CLEVELAND, OH.- Like many awards shows during the pandemic, the Rock & Roll Hall of Fame hosted a virtual induction ceremony in 2020. On Saturday night at the Rocket Mortgage FieldHouse in Cleveland, where the organization’s museum is based, the event returned with a powerful lineup to laud its 36th annual class: a former U.S. president, Taylor Swift and a Beatle.

A video introduction for Jay-Z that flaunted the New York City rapper’s wide reach opened with a tribute from Barack Obama. “I’ve turned to Jay-Z’s words at different points in my life, whether I was brushing dirt off my shoulder on the campaign trail or sampling his lyrics on the Edmund Pettus Bridge on the 50th anniversary of the Selma march to Montgomery,” said Obama, who spoke in the package alongside Beyoncé, Chris Rock and LeBron James.

Comedian Dave Chappelle, who delivered Jay-Z’s formal induction in the arena, opened with “I would like to apologize …” — an apparent reference to the controversy surrounding his recent Netflix special, “The Closer” — before sticking to the subject at hand: Jay-Z’s eternal sense of calm and how he has stayed true to his community through the decades.

“When he said this is Jay every day. When he told us he’d never change. You heard this, and you probably said as a white person, ‘Well, maybe this guy should focus on his development,’” Chappelle said. “But what we heard is that he’ll never forget us. He will always remember us. And we are his point of reference. That he is going to show us how far we can go if we just get hold of the opportunity.”

A tuxedo-clad Jay-Z, who did not perform, followed with a charming, sometimes meandering 10-minute speech in which he referred to the mentors and peers who guided him: LL Cool J (who received a musical excellence award Saturday after he wasn’t voted in on his sixth nomination), KRS-One, Rakim and Chuck D, among others. “Growing up, we didn’t think we could be inducted into the Rock & Roll Hall of Fame,” Jay-Z said. “We were told that hip-hop was a fad. Much like punk rock, it gave us this anti-culture, this subgenre, and there were heroes in it.” Hopefully, he added at the end of his remarks, he is showing the “next generation that anything is possible.”

Jay-Z joined one of the more diverse recent Rock Hall classes: Carole King, the singer and songwriter who was honored by the organization in 1990 with her songwriting partner and former husband Gerry Goffin; arena rockers Foo Fighters, whose frontman, Dave Grohl, traced the band’s longevity to the familial bond developed among the musicians; indefatigable powerhouse singer Tina Turner, finally inducted as a solo performer after gaining entry as part of Ike and Tina Turner in 1991; 1980s power-pop band the Go-Go’s, hailed as the sound of “pure possibility” in a bighearted introduction by Drew Barrymore; and classic rock auteur Todd Rundgren, who recently told TMZ that he “never cared much about the Hall of Fame” and stayed true to his word, skipping the event to perform a solo set in Cincinnati.

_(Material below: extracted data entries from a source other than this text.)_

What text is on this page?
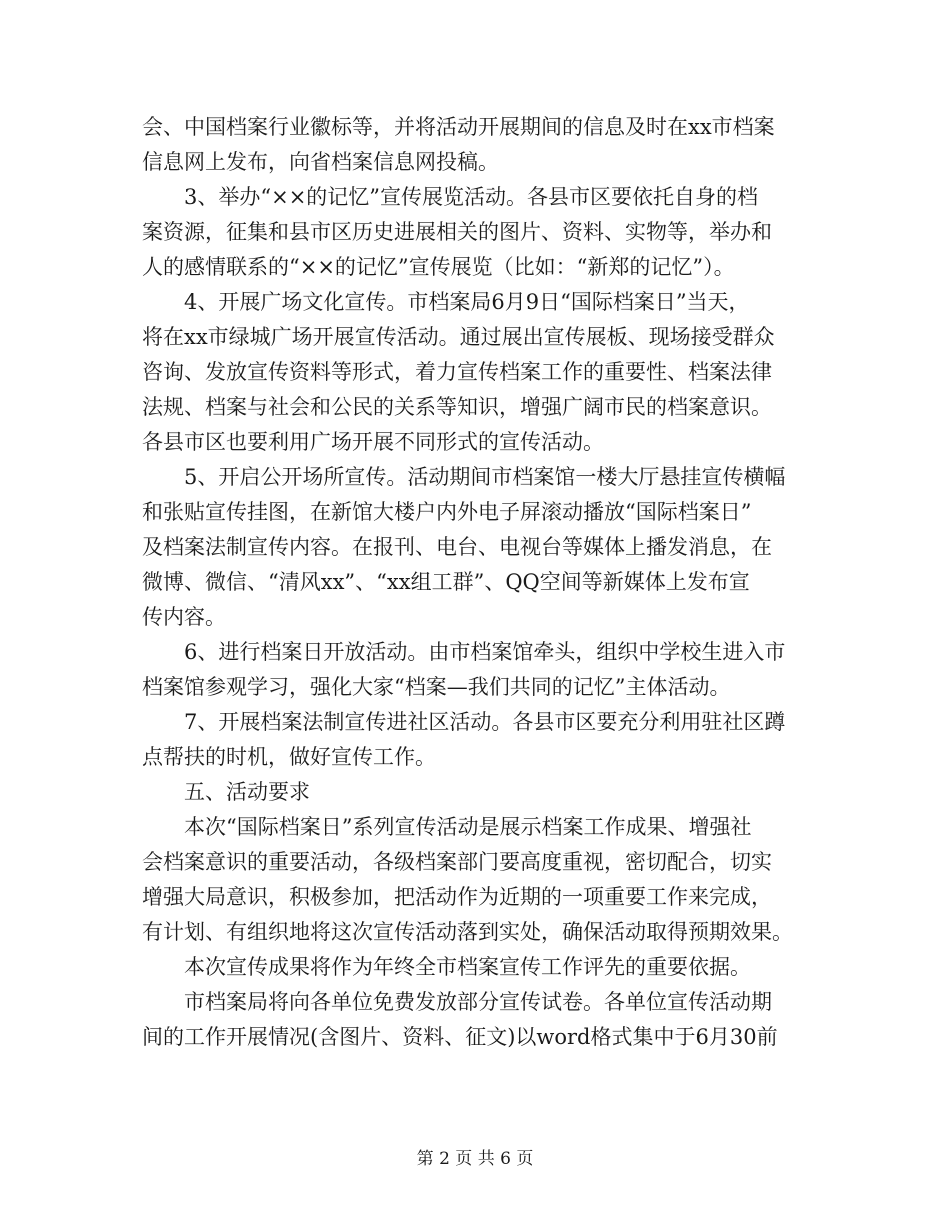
会、中国档案行业徽标等，并将活动开展期间的信息及时在xx市档案
信息网上发布，向省档案信息网投稿。
3、举办“××的记忆”宣传展览活动。各县市区要依托自身的档
案资源，征集和县市区历史进展相关的图片、资料、实物等，举办和
人的感情联系的“××的记忆”宣传展览（比如：“新郑的记忆”）。
4、开展广场文化宣传。市档案局6月9日“国际档案日”当天，
将在xx市绿城广场开展宣传活动。通过展出宣传展板、现场接受群众
咨询、发放宣传资料等形式，着力宣传档案工作的重要性、档案法律
法规、档案与社会和公民的关系等知识，增强广阔市民的档案意识。
各县市区也要利用广场开展不同形式的宣传活动。
5、开启公开场所宣传。活动期间市档案馆一楼大厅悬挂宣传横幅
和张贴宣传挂图，在新馆大楼户内外电子屏滚动播放“国际档案日”
及档案法制宣传内容。在报刊、电台、电视台等媒体上播发消息，在
微博、微信、“清风xx”、“xx组工群”、QQ空间等新媒体上发布宣
传内容。
6、进行档案日开放活动。由市档案馆牵头，组织中学校生进入市
档案馆参观学习，强化大家“档案—我们共同的记忆”主体活动。
7、开展档案法制宣传进社区活动。各县市区要充分利用驻社区蹲
点帮扶的时机，做好宣传工作。
五、活动要求
本次“国际档案日”系列宣传活动是展示档案工作成果、增强社
会档案意识的重要活动，各级档案部门要高度重视，密切配合，切实
增强大局意识，积极参加，把活动作为近期的一项重要工作来完成，
有计划、有组织地将这次宣传活动落到实处，确保活动取得预期效果。
本次宣传成果将作为年终全市档案宣传工作评先的重要依据。
市档案局将向各单位免费发放部分宣传试卷。各单位宣传活动期
间的工作开展情况(含图片、资料、征文)以word格式集中于6月30前
第 2 页 共 6 页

HBO will present highlights from Saturday's ceremony Nov. 20.

Jay-Z’s speech, filled with asides and memories, well demonstrated how despite the multitude of big personalities packed into one of Cleveland’s biggest venues, the event often centered on more-intimate moments.

Swift helped set the more personal tone, recalling in her induction speech for King how at age 7 she used to dance throughout her house in socked feet while listening to the musician’s records. “I cannot remember a time when I didn’t know Carole King’s music,” said Swift, who went on to describe the seemingly magical way that King’s songs could be introduced by an outsider — a parent, a sibling, a lover — only to become an integral part of a person’s own internal world.




Swift embodied this idea in her show-opening performance, gliding through “Will You Love Me Tomorrow,” which Swift reinvented as a gently pulsating synth-pop ballad that wouldn’t feel out of place in her own discography. King, who could be seen on screen in the venue wiping away tears as Swift finished the song, thanked the pop star for “carrying the torch forward” in her own speech.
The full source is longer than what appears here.